At the time of Capizzi’s resignation, BCLLP was counsel of record in more than 1,600 contingency fee cases (the “Disputed Files”). Capizzi therefore sought a 33.33% interest in the Disputed Files. Brown and Chiari contended that Capizzi had no interest in the Disputed Files because the parties had orally agreed (prior to Capizzi’s resignation) that “if one of them departed the firm, they could take their files with them and they had no interest in on-going files at the firm after they left.” In support of this agreement, Brown and Chiari again pointed to Capizzi’s earlier testimony regarding a similar deal in connection with a prior dispute upon another partner’s departure.

Last month, the Court issued an Order finding that Capizzi possessed a 20% interest in the Disputed Files. While the Court acknowledged that partners are free to enter into an oral agreement concerning the distribution of assets upon dissolution, it found no evidence of such an agreement here:

Defendants have failed to sustain their burden, because they have failed to: (i) explain the Alleged Agreement’s precise terms; (ii) show when the Alleged Agreement was made (a precise date or even a year); (iii) identify the parties to the Alleged Agreement when it was originally made, or the circumstances under which the parties made it; (iv) overcome Capizzi’s testimony that the Alleged Agreement was just an ‘understanding’ of his rights as an employee/non-equity partner in Brown, Chiari, Capizzi & Frascogna, LLP (‘Frascogna Firm’), a different law firm that pre-existed BCLLP; and (v) dispute Capizzi’s testimony that the four ‘partners’ in the Frascogna Firm never discussed this understanding or explained how there can be an “agreement” under such circumstances.”

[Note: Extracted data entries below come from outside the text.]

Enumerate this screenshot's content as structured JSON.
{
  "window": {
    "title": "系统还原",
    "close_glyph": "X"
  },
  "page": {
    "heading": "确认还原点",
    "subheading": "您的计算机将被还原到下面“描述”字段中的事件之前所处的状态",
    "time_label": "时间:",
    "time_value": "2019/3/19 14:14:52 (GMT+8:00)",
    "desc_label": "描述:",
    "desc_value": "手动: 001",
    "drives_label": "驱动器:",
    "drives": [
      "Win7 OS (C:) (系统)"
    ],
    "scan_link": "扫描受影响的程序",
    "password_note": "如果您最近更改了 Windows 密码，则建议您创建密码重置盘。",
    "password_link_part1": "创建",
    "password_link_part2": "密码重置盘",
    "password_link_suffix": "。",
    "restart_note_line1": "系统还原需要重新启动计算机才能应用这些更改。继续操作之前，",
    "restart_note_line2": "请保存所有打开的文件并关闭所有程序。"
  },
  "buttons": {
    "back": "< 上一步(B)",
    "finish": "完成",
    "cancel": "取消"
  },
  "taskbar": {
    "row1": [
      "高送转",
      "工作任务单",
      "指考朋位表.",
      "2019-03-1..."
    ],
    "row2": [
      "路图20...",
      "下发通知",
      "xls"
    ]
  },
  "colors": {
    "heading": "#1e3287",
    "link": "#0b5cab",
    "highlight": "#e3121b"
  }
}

The Court also rejected Capizzi’s contention that he was entitled to 33.33% of the value of the Disputed Files. Citing to the firm’s tax filings and prior admissions from Capizzi in a FAFSA application that he was a 20% partner, the Court held that Capizzi possessed a 20% equity interest in the Disputed Files, not a 33.33% interest.

How to Value the Disputed Contingency Fee Cases

Having determined that Capizzi holds a 20% equity interest in the Disputed Files, the Court remanded the matter to a special referee to review the Disputed Files at BCLLP as of Capizzi’s resignation and to make a report and recommendation to the Court as to the value of Capizzi’s interest in those cases.

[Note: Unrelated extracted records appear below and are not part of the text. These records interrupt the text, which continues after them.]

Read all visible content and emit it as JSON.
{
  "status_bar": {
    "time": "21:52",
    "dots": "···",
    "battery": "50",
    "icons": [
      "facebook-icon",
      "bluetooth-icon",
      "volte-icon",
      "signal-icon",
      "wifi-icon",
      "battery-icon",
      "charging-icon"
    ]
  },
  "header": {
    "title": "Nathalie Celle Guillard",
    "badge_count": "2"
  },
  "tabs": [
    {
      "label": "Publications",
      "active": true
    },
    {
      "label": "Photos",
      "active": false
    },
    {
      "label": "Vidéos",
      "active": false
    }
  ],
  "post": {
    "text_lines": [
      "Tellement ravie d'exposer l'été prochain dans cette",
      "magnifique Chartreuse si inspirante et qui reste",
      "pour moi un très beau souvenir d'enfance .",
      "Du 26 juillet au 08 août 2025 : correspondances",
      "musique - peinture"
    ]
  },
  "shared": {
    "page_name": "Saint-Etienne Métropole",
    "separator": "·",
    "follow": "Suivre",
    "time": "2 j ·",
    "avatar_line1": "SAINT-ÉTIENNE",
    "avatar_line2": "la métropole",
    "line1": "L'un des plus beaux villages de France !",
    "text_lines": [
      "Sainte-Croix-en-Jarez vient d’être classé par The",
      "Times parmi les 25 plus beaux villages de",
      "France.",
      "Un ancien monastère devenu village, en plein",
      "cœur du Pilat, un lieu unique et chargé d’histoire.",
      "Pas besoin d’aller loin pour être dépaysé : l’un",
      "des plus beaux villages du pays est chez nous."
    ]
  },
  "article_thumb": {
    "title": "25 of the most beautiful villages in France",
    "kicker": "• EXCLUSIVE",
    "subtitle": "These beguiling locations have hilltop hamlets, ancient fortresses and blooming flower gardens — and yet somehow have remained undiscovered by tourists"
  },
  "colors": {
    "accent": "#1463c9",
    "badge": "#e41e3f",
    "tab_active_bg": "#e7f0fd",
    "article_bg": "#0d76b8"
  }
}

But precisely how would the referee be instructed to value the cases? In earlier proceedings, Brown and Chiari argued that in order to capture the risks associated with each of the Disputed Files while only utilizing information that was known or knowable as of the valuation date, the referee should (i) project the fee revenue associated with the cases; (ii) apply probability factors to the projected outcomes; and then (iii) apply a discount rate to adjust the future cash flows to provide the value as of the valuation date.

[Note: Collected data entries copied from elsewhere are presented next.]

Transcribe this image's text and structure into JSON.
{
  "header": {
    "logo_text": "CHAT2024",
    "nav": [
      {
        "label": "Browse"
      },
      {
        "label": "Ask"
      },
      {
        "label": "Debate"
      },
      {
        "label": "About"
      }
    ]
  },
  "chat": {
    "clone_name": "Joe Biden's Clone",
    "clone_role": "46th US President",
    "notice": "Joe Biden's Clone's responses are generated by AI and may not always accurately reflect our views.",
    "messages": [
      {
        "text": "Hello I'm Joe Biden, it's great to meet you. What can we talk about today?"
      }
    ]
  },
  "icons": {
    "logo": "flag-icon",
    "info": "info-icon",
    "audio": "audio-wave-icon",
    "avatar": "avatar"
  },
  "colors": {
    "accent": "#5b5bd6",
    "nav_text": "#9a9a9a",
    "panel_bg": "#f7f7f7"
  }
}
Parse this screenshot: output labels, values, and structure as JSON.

Capizzi argued that the referee should take a simpler approach. Since most of the 1,600 cases had been settled since Capizzi’s resignation, Capizzi argued, the referee should simply award Capizzi his share of each case’s settlement value less any amount attributable to the lawyers’ efforts after dissolution of BCLLP.

In January, the Court issued an Order establishing the methodology that the referee will utilize in the valuation of the Disputed Files.

Relying principally on the Second Department’s decision in Murov, discussed above, Justice Walker rejected Brown and Chiari’s approach in favor of Capizzi’s, holding that:

[Brown and Chiari’s] analysis and ultimate opinions unnecessarily over-complicate the valuation issue before the court. Employment of projections and discount rates in favor of actual ‘known’ information is obtuse, and has the effect of creating artificial valuations at the expense of ignoring actual, known information compiled over the past six (6) years. The better way to value the Dissolved Firm’s unfinished contingency fee cases is to employ the method urged by Plaintiff, which he describes as ‘settlement value less the amount attributable to the lawyer’s efforts after dissolution.’ “

We’ll await the referee’s report and recommendation. If the prior proceedings among the parties in this hotly-contested litigation are any guide, we can expect fierce litigation over the referee’s findings.